Better alternatives for higher-threat users: SimpleLogin (owned by Proton, Swiss jurisdiction, open-source) or Proton Mail (end-to-end encrypted, zero-access architecture). AnonAddy offers similar aliasing with custom domains for $1/month, no downgrade deletion risk, and GDPR protection via Germany.

Side-by-side comparison of Firefox Relay, SimpleLogin, and AnonAddy alias management interfaces
Firefox Relay vs. SimpleLogin vs. AnonAddy: which alias tool fits your threat model?
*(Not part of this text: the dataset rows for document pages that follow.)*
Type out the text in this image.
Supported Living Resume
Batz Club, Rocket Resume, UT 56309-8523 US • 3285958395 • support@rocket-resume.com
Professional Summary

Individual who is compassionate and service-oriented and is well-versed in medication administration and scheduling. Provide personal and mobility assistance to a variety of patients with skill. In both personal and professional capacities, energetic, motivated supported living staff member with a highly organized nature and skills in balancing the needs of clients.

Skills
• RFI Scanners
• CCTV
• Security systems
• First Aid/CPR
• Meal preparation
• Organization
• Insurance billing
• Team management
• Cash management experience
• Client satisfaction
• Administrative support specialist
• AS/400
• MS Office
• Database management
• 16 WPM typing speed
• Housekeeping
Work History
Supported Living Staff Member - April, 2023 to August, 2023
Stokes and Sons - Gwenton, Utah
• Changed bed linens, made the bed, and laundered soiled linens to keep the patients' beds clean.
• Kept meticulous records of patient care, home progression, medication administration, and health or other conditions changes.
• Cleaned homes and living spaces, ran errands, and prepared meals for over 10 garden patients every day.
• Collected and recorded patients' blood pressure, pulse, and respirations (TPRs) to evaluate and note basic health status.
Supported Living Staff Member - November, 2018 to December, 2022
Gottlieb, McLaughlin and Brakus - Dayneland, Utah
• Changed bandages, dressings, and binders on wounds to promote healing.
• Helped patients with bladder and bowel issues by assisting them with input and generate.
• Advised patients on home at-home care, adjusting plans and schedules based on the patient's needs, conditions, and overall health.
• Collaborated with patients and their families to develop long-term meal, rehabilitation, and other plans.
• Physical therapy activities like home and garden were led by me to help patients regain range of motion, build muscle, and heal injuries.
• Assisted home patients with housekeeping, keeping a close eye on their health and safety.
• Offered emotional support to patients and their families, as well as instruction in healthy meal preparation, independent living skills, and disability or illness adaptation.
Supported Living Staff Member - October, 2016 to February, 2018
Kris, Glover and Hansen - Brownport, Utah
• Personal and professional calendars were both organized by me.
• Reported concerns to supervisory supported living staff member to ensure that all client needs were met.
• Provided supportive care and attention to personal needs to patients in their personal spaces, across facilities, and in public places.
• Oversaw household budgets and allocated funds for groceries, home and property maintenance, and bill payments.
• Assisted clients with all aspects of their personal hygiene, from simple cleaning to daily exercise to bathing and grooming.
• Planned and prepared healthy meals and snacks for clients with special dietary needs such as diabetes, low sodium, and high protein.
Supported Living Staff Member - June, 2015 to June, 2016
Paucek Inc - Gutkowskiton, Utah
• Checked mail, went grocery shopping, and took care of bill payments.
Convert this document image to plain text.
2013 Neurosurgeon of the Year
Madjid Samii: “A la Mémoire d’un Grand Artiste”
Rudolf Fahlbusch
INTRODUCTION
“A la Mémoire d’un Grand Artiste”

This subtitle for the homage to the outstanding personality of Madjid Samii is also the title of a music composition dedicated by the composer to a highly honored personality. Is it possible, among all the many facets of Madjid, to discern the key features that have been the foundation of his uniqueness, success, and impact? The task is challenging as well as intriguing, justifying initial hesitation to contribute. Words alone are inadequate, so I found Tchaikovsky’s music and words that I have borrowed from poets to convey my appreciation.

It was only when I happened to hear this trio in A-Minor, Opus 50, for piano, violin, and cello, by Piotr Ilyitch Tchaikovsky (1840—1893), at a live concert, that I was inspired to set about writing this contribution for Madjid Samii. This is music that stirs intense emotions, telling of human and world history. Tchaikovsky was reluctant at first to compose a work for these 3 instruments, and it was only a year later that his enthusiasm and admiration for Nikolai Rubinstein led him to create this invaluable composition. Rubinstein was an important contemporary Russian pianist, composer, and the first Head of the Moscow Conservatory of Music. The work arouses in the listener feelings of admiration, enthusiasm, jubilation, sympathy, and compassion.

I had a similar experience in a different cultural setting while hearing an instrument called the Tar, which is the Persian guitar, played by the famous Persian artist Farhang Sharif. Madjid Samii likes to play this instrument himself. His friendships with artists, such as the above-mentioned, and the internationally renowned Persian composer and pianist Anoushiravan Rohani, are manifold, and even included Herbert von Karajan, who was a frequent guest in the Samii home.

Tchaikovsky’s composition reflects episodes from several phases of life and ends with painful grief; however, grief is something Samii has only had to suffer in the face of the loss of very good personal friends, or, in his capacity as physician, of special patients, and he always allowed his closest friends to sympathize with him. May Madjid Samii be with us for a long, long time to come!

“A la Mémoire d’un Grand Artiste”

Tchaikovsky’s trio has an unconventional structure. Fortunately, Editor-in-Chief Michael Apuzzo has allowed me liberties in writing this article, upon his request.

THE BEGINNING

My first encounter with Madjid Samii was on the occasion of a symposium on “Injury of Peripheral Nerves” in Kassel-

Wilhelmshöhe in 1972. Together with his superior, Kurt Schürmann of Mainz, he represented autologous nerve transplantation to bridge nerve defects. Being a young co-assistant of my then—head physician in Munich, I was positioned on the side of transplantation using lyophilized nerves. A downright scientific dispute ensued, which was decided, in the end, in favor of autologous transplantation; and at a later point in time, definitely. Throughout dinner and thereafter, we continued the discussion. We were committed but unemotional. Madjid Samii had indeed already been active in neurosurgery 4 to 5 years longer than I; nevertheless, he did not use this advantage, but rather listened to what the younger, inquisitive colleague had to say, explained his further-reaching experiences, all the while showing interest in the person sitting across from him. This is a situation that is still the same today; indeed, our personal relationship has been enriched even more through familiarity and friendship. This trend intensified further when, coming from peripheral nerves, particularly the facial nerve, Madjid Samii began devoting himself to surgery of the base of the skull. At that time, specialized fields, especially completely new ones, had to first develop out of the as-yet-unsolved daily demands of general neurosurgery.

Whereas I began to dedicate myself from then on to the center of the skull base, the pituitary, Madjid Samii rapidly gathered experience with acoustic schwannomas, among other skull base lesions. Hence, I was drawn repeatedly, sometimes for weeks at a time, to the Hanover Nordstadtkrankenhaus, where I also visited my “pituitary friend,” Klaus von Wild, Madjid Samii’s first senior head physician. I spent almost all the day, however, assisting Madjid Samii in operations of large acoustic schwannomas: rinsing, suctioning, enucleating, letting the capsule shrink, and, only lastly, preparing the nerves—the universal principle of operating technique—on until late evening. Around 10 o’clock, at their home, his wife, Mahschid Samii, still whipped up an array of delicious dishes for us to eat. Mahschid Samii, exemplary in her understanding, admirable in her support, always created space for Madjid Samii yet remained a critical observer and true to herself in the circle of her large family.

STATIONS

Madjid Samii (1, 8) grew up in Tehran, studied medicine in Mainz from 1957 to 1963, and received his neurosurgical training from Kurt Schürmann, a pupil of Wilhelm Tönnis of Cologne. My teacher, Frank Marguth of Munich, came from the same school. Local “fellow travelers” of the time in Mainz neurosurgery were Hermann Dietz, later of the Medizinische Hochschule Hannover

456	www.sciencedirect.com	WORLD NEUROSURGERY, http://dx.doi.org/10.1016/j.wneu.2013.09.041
Relay is fine for low-stakes masking. For anything more, look elsewhere.

Bottom line

Firefox Relay is a solid entry-level privacy tool, not a fortress. Its strength is simplicity: you get unlimited aliases and basic phone masking for $3.99/month, deeply integrated into Firefox. Mozilla’s reputation adds genuine trust.

But the downgrade deletion risk is a dealbreaker for anyone wanting permanent masks. Lose your subscription and your aliases vanish – no recovery. Combined with US jurisdiction, no zero-knowledge encryption, and phone masking that blocks VoIP numbers, this tool fails for high-stakes privacy needs.

This Firefox Relay review gives it 3.5/5. It’s ideal for casual users who want quick signup protection and don’t mind Mozilla’s data access. For journalists, activists, or anyone needing durable privacy, pair Relay with Proton Mail or SimpleLogin for real threat model coverage.